La Stampa 8.11.16
“Gli Usa senza peso. Queste elezioni non contano nulla”
Gay Talese: eravamo una forza positiva nel mondo ora nessuno ci rispetta. Il presidente non ha potere
di Paolo Mastrolilli
«Queste elezioni non contano niente, perché ormai il presidente degli Stati Uniti non ha più potere».
Gay
 Talese ha costruito la sua carriera di scrittore sulle provocazioni, e 
quindi non vede perché dovrebbe smentirsi proprio ora, anche se molti 
dicono che lo scontro fra Trump e Clinton potrebbe cambiare la faccia 
del Paese e del mondo.
Perché queste elezioni secondo lei non contano niente?
«Perché
 la politica ha perso peso nella società. Mi sembra un fatto evidente. 

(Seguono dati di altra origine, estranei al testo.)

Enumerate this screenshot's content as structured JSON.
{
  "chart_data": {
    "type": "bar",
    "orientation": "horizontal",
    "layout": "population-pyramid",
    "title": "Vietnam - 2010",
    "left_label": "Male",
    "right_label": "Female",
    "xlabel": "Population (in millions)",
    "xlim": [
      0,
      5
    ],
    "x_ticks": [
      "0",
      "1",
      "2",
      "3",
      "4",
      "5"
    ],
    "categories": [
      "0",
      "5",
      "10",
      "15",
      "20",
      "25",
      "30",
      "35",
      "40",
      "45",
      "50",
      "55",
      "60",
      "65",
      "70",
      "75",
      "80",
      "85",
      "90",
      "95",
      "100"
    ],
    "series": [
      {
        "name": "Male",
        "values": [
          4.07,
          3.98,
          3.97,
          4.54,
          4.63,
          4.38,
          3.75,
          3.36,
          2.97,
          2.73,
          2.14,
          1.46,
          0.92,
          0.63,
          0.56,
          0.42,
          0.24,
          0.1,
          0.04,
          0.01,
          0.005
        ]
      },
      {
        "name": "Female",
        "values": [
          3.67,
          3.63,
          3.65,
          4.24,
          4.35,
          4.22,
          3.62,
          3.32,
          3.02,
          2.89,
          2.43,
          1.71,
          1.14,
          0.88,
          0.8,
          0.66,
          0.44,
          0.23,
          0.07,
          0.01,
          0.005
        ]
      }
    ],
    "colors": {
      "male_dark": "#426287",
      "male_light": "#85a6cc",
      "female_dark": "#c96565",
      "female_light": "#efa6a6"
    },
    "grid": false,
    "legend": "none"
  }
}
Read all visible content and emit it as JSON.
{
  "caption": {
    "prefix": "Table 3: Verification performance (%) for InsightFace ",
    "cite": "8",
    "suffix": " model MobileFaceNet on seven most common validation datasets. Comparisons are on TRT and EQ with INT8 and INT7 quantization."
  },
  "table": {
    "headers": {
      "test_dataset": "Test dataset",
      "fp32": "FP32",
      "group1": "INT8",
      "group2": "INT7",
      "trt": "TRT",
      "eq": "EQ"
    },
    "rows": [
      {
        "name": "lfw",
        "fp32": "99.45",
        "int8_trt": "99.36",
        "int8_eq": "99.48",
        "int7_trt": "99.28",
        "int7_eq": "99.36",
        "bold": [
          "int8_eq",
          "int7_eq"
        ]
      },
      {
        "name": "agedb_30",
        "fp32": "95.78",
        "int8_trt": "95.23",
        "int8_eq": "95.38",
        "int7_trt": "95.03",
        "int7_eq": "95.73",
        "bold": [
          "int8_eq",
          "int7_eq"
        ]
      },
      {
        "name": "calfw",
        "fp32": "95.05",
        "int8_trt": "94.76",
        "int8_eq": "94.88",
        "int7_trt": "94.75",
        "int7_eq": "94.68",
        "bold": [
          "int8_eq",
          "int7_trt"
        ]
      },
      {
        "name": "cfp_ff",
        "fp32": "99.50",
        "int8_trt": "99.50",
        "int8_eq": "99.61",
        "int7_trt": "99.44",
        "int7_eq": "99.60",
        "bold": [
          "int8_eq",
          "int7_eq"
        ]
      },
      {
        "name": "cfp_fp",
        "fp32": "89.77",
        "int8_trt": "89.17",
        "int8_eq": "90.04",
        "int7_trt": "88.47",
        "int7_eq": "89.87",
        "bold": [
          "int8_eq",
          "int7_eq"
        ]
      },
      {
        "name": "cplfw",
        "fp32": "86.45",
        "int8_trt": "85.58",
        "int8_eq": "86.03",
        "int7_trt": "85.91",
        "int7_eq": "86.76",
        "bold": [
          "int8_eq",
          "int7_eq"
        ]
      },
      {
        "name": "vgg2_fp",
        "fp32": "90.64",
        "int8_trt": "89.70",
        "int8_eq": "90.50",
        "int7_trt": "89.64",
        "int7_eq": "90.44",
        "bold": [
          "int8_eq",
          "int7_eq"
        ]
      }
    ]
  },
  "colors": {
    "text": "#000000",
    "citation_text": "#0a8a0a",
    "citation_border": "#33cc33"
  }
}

Le nostre vite vanno avanti indipendentemente dalle decisioni dei 
politici, perché ormai sono altri i fattori che determinano le scelte, 
il futuro, e la qualità della nostra vita, dalla tecnologia globale alle
 questioni più locali».
E il Presidente degli Stati Uniti non ha alcun potere di influenzare i nostri destini?
«Ma
 lo avete visto Barack Obama? Sembrava l’uomo nuovo, incarnava le virtù 
che avrei voluto nel politico capace di guidarci verso il futuro, e 
invece non è riuscito neppure a chiudere la prigione di Guantanamo. Se 
il capo della Casa Bianca non ha la forza di produrre anche un minimo 
cambiamento tipo questo, come possiamo pensare che abbia la capacità di 
influenzare le grandi tendenze della storia? Il potere della politica, e
 in particolare quello del presidente degli Stati Uniti, che un tempo 
chiamavamo leader del mondo libero, sono decisamente diminuiti. E questa
 campagna, nel frattempo, ha parlato del nulla».
Secondo lei quale doveva essere il tema principale?
«Il
 declino del peso degli Stati Uniti nel mondo. Negli Anni Cinquanta, 
subito dopo la Seconda guerra mondiale, io ero soldato nelle forze 
armate. Mi schierarono prima in Germania e poi in Italia, il Paese da 
cui era emigrato mio padre calabrese all’epoca del fascismo. Tutti ci 
volevano bene, tutti amavano gli Usa. Eravamo una forza positiva nel 
mondo, e andare in giro con la divisa era un orgoglio. Ora invece 
nessuno ci rispetta: persino le Filippine si permettono di sfotterci».
Come è accaduto questo declino?
«Allora
 eravamo una forza positiva, che cercava di stabilizzare il mondo e 
orientarlo verso valori democratici condivisi. Poi però abbiamo deciso 
di intervenire ovunque, per imporre i nostri interessi, stabilendo chi è
 buono e chi è cattivo. Questo ha provocato una reazione negativa 
globale contro gli Stati Uniti, ma nessuno ne ha parlato durante la 
campagna presidenziale».
Da cosa nasce invece il risentimento 
interno, che ha spinto tanto la candidatura di Trump tra i repubblicani,
 quanto quella di Sanders tra i democratici durante le primarie?
«Non
 avete notato l’insoddisfazione della gente nelle strade? Gli americani 
della classe media faticano ad arrivare alla fine del mese. La riforma 
sanitaria di Obama è stata un disastro, e molta gente è ancora costretta
 a decidere se mangiare, o andare dal medico. A causa di questa crisi 
economica, poi, anche le tensioni razziali sono riesplose, con i neri 
sempre emarginati, e i bianchi terrorizzati dalle minoranze che 
conquistano il Paese».
Alcuni osservatori descrivono la sfida tra 
Clinton e Trump come la più importante dei tempi moderni, perché 
considerano il candidato repubblicano pericoloso per la libertà e il 
modello di vita americano. Hanno torto?
«Purtroppo sì».
Come purtroppo? Lei vorrebbe che la libertà e il modello di vita americano fossero distrutti?
«No.
 Dico purtroppo nel senso che neppure Trump riuscirebbe a fare quello 
che ha promesso, o minacciato. Chiunque verrà eletto verrà paralizzato, 
dal Congresso, e dai veti incrociati dei vari poteri in concorrenza. Il 
risultato è che nulla si muoverà e il Paese resterà impantanato».
Non è una visione troppo pessimistica?
«Sono vecchio. Morirò senza veder tornare l’America amata da tutto il mondo, in cui ero cresciuto da bambino».